The air was suddenly filled with cries and hollers. The monsters started hopping up on the roof near the front entry behind her. Nikki spun and shot one, but there were five more running in earnest, some tripping over and destroying the SOS made from sleeping-bags. More popped up on the roof from several different points. They would be overrun in seconds.
“Ben!”
She saw Tran climbing up out of the corner of her eye, shoved him back, “Get back down there!”
Ben spread his arms and yelled out, “Come to me!” And they did, vectoring right for him. He blasted one in the face, re-racked and
winged another in the arm. He looked hard at Nikki and for a moment she was mesmerized by the intensity of his gaze, almost as if his eyes somehow got closer to her. “You are an Archangel sent by Him!” he yelled. Then, as he was about to be tackled, he put the shotgun under his own chin.
The shot coincided with Nikki slamming the hatch down.
“What about Ben?” yelled Tran.
“He’s with his God now.”
Nikki locked off the hatch and flinched at the sound of pounding fists. They heard glass breaking as they stepped out of the janitor’s room. A rock shattered a window down the hall, followed by another. Teddy squealed in fright.
“Run!”
They careened past rows of lockers. A classroom door swung open and Nikki slammed it back into the entering Fiend’s face. They made it back to the cafeteria with the sound of shattering glass echoing down the halls.
“Ben?” asked Steven, pulling his son through the door.
“Gone,” said Tran as he and Steven pulled the doors shut, tying them together with the same heavy rope that had held the gymnasium doors.
CHAPTER THIRTEEN
Assault
Storm and McNeil were at their wit’s end.

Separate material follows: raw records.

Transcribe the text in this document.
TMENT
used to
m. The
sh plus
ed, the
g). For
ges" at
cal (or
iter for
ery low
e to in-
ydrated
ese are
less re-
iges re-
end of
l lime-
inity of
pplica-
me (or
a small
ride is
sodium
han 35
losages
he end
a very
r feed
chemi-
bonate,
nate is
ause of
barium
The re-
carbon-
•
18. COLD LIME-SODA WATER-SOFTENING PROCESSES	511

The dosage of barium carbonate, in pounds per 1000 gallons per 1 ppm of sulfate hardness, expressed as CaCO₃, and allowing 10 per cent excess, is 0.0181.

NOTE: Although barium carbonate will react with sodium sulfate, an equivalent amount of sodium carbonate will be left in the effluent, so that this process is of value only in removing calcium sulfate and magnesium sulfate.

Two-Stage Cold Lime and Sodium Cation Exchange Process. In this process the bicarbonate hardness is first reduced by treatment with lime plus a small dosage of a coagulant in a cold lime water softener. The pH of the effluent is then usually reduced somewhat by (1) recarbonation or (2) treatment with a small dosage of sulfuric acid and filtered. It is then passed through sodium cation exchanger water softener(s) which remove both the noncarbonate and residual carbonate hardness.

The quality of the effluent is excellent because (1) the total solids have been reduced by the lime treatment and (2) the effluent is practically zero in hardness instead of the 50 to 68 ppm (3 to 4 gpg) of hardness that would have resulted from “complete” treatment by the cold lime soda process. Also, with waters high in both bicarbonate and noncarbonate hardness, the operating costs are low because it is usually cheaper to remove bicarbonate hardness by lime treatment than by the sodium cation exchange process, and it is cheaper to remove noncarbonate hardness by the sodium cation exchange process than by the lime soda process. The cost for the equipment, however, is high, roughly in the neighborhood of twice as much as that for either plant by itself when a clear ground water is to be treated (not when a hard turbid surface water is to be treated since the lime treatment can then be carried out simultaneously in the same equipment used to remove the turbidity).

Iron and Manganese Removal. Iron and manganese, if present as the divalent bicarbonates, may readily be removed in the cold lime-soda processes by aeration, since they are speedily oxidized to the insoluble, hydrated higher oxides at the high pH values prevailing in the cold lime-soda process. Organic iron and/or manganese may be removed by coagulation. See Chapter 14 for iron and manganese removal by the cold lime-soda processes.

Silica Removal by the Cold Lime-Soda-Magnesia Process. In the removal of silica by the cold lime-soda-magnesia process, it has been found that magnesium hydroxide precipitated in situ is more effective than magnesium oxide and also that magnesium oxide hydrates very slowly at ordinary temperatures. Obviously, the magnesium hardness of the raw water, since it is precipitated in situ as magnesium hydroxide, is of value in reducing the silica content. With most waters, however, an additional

They’d covered and recovered the area that any northbound people on foot could make it to. Outside the unlikely event that the scientists marched directly through the dense burned forests, they’d covered every road and expanded it as time went on. They saw lots of Fiends, but no signs of people holed up against them. There were no reports of any cars making it to the border in the last two days. The Armed Forces were in full assault, having progressed twenty miles across the fertile Saint Lawrence flatlands before getting bogged down in some of the larger towns and villages. The battle for Saint-Georges was sucking up a huge amount of equipment and personnel. Despite new tactics designed to bait and ambush the infected, just as often the soldiers found themselves being ambushed – and now there was some kind of mind control/ESP thing happening that was throwing the whole operation on its head. There were refugees; people who had managed to seal themselves off from attack, but they were extremely few and there was no word of the scientists. The only option the searchers had left was to keep covering the same territory or assume that the scientists had met a gruesome end. The odds of that were looking extremely likely. They had landed for the night at a forward air operations base near Sainte Marie where they could refuel, eat, and crash-out in the back of the helicopter for a few hours. They managed to get an Air Force mechanic to look at their bird, and discovered a nearly unserviceable fuel filter. The thing had been a ticking time bomb and could have resulted in a stall mid-flight.